The relationship between the ratio of fatal cases or total cases per 1M of population vs. healthcare expenditures (both in relative terms as a ratio to GDP, and as an amount in USD per capita) either indicates that high spending does not guarantee the required results, or even an inverse relationship. At the very least, the calculated values of the ratio of fatal cases are often similar for underfunded healthcare systems as for those countries and regions which have negligible health spending.

The irregular distribution of fatal cases in relation to healthcare expenditure, raises the possibility of a non-linear approach to the analysis of healthcare economic efficiency. It is irregular because the economic system and the rate of virus spread are linked by diverse complex factors. Given that healthcare systems worldwide deal with a multitude of diseases in a multitude of circumstances using a vast range of different tools, resources and practices, the relationships between healthcare system funding and COVID deaths defies analysis.

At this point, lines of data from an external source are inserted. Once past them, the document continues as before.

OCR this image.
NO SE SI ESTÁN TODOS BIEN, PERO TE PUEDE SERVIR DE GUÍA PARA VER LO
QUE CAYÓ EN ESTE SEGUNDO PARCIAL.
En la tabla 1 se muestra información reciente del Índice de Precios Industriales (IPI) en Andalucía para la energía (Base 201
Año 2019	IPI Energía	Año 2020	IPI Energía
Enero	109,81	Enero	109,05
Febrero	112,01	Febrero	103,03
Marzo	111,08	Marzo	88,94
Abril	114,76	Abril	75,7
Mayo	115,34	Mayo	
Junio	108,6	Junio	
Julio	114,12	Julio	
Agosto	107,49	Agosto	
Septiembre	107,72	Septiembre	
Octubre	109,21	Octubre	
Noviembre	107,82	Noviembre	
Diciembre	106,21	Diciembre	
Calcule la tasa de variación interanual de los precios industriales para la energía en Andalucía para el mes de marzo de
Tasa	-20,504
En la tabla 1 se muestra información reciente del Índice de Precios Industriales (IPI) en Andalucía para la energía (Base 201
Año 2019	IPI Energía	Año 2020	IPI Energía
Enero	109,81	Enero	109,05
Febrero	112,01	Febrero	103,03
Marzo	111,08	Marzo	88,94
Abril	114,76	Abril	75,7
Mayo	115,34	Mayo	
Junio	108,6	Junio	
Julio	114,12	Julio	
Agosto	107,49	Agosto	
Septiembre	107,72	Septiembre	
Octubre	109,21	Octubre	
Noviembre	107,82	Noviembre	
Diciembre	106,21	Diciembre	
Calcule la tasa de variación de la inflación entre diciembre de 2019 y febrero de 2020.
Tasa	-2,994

The diversity of significant indicators attributed to healthcare scale and quality, such as number of doctors per 1000 citizens, number of nurses per 1000 citizens, healthcare safety index, health care access and quality index and even those associate with availability of equipment, does not enable us to make conclusions on the expectable interrelationship between a lower number of total cases per 1M of population and the ratio of fatal cases from COVID-19. As already mentioned, one can observe that those countries and regions which have less extensive healthcare systems often are those where mortality from COVID-19 and the spread of the virus is lowest. And, at the same time, countries and regions with higher levels of fatal cases often have not only large-scale, but also high quality healthcare systems. Calculations based on different approaches to correlation indexes and use of various other indicators is required for more evidence. Nevertheless, it is obvious that by attempting to tackle COVID-19 only by expanding healthcare systems, countries and regions may miss the other underlying reasons which are not fully explored. Either way, case-by-case analysis of the identified patterns associated with the regions, types of healthcare economic policies and applicable non-monetary measures, likely will bring desirable results. Especially if we do not allow ourselves to get complacent while these issues grow more urgent. More explicit patterns that can be attributed to the relationship between expenditures on healthcare systems (e.g. if calculating it per types and items expenses) and the efficiency of COVID-19 treatment in terms of avoiding fatal cases are yet to be identified. In addition, an institutional analysis of the health economy, which covers more than just economic indicators, could be of some value.